猫の手

koumoto

猫の手

 たかしくんは、夏でもいつも長袖長ズボン。持病があるとかで、体育の授業はいつも見学。物静かな子で、騒いだりしているのを見たことがない。そして、テストはいつも満点。頭がいいのだ。

 ぼくは、どうやったらそんなに勉強ができるのかと訊いてみた。隣の席のよしみで教えてくれよと頼み込んだ。ぼくは頭が悪いのだ。きっと落ちこぼれなのだ。だから、たかしくんが羨ましかった。テストで満点をとりたかった。

「しょうがないな。じゃあきみだけに、秘密を教えてあげるよ」

 そう言って、たかしくんは筆箱から棒のようなものを取り出した。よく見ると棒ではなかった。動物の……前足?

「なにそれ?」

「猫の手だよ。僕のお守り。お父さんにもらったんだ。動物愛護センターの裏手のゴミ箱に捨てられてたんだって。殺処分された猫の手だよ。これを持っているだけで、満たされた気持ちになれるんだ。僕を守ってくれている。テストで満点とれるのも、これのおかげなんだ」

 ぼくの頭が悪いからだろうか。なんだかすごくうさんくさく聞こえた。ゴミ箱にそんなものあるだろうか? 動物愛護センターってなに? たかしくんはぼくを騙そうとしているんじゃないだろうか。でも、もしかしてそれを持っていたら、ぼくでも満点をとれるのかな。

「たかしくん、その猫の手、今度のテストのとき貸してくれない? ぼく、どうしても満点がとりたいんだよ」

「しょうがないな。きみだけだよ。きみは、僕と同じだからね」

 頭の悪いぼくとたかしくんのどこが同じなのかさっぱりわからなかったけど、とにかく貸してもらえるらしい。ラッキーだ。これで、少しでもテストが出来るようになってたらいいな。

 次のテストのとき、ぼくはたかしくんから借りた猫の手を筆箱にしのばせていた。肉球のぷにぷにした感触は、たしかになんだか勇気をもらえる気がした。いつもより、頭が冴えている気がする。テストなんて、へっちゃらな気がする。ありがとう、猫の手。ありがとう、たかしくん。でも、たかしくんはその日、学校を休んでいた。昨日、猫の手を貸してくれたときは、元気そうだったのに。どうしたんだろう。

 次の日もたかしくんは学校を休んだ。次の日もたかしくんは学校に来なかった。ぼくは猫の手を返せないままだった。肉球を触りながら、なんだか変な気分だった。

 ぼくはたかしくんの家に行ってみた。といっても、実はどこなのかよく知らない。あっちの方向のあの辺りのマンション、というひどく大雑把なことしか知らなかったので、考えなしにその辺をぶらぶらしてみた。やっぱり自分は頭が悪いのだろう。どこだかわからず、迷うばかりだった。

 でも、日が暮れてきた頃に、運良くたかしくんと会うことが出来た。これも猫の手のおかげだろうか?

 人の見当たらない公園のベンチに、たかしくんはひとりで座っていた。いつもの長袖長ズボン。見つけた嬉しさでぼくはベンチに駆け寄った。
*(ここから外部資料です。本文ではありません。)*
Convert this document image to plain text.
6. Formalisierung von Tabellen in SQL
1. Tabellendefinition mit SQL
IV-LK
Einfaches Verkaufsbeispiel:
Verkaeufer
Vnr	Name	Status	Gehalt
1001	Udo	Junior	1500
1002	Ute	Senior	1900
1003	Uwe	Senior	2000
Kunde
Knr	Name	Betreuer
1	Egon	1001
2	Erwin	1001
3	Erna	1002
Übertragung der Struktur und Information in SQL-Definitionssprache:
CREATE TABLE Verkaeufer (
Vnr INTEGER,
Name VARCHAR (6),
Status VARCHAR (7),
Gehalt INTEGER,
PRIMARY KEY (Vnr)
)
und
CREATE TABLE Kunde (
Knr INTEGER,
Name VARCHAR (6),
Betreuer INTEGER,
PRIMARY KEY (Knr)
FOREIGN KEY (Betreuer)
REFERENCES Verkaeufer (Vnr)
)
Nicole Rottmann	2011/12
 近くで見ると、たかしくんの顔には痣があった。右目の周りに、殴られたような跡があった。

「……たかしくん」

「ああ、きみか。どうしたの?」

「えっと……猫の手、返そうと思って」

「ああ、あれか。もう、いいんだよ。きみにあげるよ。僕はもう、いらない。僕はいらない。いらない」

「……どうかしたの?」

「ううん。なんでもないよ。きっと、これでよかったんだ」

 どう見てもなにもよくなさそうだったが、なにがよくないのかはよくわからなかった。

「……じゃあ、また学校でね」

 なにか言おうとしたけど、不思議となにも言えなくなって、ぼくはかろうじてそれだけ言い残して、その場をあとにした。

 たかしくんはなにも言わなかった。


 たかしくんは、もう学校に来なかった。そのまま引っ越していなくなった。猫の手は返しそびれた。テストの結果は散々だった。頭の悪いぼくは、いまだにすべてがよくわからない。